BHPL's monthly display focuses on African-American history this month. Here is a sampling of what's on the shelf:
Taylor Branch's Martin Luther King, Jr. trilogy. Parting the Waters (which won the Pulitzer Prize), Pillar of Fire, and At Canaan's Edge form a history of America during the King years.
Speak, So You Can Speak Again by Lucy Anne Hurston. A biography of Zora Neale Hurston filled with primary documents, including maps, facsimiles of her writings, and a CD of her speaking and singing.
The Civil Rights Movement: a Photographic History by Steven Kasher. Ten essays accompany over 150 photos, both famous and lesser-known ones, collected from photo agencies, galleries, and private collections.
African-American Art by Sharon Patton. Part of the Oxford History of Art series, this is a survey of African-American art focusing on its historical, political, and cultural setting.
Triumph by Jeremy Schaap.
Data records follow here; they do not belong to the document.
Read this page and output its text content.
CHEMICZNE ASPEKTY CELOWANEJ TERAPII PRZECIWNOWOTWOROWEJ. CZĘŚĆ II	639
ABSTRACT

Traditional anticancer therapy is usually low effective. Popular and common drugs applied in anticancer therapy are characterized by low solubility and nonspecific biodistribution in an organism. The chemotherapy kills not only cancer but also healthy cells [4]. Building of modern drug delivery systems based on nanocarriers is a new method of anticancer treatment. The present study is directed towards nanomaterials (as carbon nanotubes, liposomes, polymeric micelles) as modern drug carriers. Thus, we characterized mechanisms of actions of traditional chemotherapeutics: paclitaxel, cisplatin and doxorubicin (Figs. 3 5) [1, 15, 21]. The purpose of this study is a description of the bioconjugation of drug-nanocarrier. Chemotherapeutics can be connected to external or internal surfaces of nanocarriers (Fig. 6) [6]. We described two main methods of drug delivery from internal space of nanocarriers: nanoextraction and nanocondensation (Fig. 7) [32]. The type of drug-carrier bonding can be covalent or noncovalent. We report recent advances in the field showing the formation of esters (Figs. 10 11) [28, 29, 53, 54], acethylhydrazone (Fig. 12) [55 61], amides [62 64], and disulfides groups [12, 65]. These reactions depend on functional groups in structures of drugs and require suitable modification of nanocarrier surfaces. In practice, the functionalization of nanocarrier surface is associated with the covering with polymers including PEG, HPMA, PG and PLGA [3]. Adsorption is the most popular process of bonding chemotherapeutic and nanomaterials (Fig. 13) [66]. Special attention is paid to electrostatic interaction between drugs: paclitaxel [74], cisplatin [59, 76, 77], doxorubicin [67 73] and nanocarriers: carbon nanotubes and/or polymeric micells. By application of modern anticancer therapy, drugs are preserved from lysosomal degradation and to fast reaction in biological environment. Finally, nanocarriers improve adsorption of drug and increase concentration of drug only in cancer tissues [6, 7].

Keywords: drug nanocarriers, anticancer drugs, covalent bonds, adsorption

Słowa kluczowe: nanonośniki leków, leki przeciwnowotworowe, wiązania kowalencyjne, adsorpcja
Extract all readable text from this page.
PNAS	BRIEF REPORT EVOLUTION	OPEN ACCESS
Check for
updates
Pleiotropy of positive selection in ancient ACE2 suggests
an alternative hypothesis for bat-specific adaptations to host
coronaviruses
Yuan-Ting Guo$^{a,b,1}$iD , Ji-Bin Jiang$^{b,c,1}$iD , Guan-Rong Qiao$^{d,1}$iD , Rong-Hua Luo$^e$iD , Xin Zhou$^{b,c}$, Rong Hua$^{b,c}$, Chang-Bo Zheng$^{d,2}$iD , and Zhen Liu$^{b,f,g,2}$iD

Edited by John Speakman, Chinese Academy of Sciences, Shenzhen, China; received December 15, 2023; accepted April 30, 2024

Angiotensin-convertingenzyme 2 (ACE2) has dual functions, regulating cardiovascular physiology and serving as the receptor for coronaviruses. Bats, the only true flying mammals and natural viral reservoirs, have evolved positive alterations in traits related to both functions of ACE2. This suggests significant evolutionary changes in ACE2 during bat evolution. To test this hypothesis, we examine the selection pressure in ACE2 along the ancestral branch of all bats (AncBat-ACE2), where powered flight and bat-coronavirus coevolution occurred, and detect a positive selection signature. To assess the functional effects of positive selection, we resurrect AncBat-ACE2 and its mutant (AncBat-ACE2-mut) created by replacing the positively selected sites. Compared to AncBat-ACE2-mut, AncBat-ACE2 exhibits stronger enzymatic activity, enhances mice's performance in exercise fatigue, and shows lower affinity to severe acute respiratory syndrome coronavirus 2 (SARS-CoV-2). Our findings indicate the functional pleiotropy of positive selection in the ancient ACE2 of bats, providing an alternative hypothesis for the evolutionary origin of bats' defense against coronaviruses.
The ESPN anchor has written a biography of Jesse Owens, winner of the 1936 Berlin Olympics in track, that has been called both "dramatic" and "definitive" by reviewers.
Having Our Say: The Delany Sisters' First 100 Years by Sarah and Annie Delany. Born in the 1890s, these sisters grew up on the campus of a black college in Raleigh, then moved to New York, where they experienced the Harlem Renaissance. Bessie was the only black female student at the Columbia University Dental School in the 20s; Sadie became the first black domestic science teacher in the New York City high schools.